# Evaluate the following double integral \iint_{R} 7x^{3}y dA where R is the rectangle with...

## Question:

Evaluate the following double integral

{eq}\displaystyle\; \iint_{R} 7x^{3}y \,dA {/eq}

where {eq}R {/eq} is the rectangle with vertices {eq}(0,0),\; (2,0),\; (0,6), {/eq} and {eq}(2,6) {/eq}.

## Evaluating Double Integral:

The given function is used for evaluating the double integration over the limits.
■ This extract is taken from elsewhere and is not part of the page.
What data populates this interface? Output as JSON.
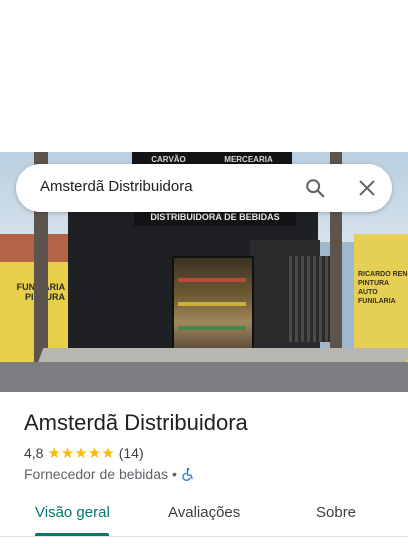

We have to integrate the function twice with respect to the variables. The rectangular vertices are given. From that, we can get the limits.

Given condition is {eq}\displaystyle\; \iint_{R} 7x^{3}y \,dA {/eq} and the rectangle vertices are {eq}\displaystyle (0,0),\; (2,0),\; (0,6), {/eq} and {eq}\displaystyle (2,6) {/eq}.

So the limits are {eq}\displaystyle 0 \leq x \leq 2 {/eq} and {eq}\displaystyle 0 \leq y \leq 6 {/eq}.

Evaluating the double integral:

{eq}\begin{align*} \displaystyle \text{I} &=\iint_{R} \left( 7x^{3}y \right) \,dA \\ \displaystyle &=\int_{0}^{6}\int_{0}^{2} \left( 7x^{3}y \right) \ dxdy \\ \displaystyle &=\int_{0}^{6} \left[ \frac{7yx^4}{4} \right]_{0}^{2} \ dy \\ \displaystyle &=\int_{0}^{6} \left[ \left( \frac{7y(2)^4}{4} \right)-\left( \frac{7y(0)^4}{4} \right) \right] \ dy \\ \displaystyle &=\int_{0}^{6} (28y) \ dy \\ \displaystyle &=\left[ 14y^2 \right]_{0}^{6} \\ \displaystyle &=(14(6)^2)-(14(0)^2) \\ \displaystyle \text{I} &=504 \end{align*} {/eq}

The answer for the double integral is {eq}\ \displaystyle \boxed{\mathbf{\color{blue}{ I =504 }}} {/eq}.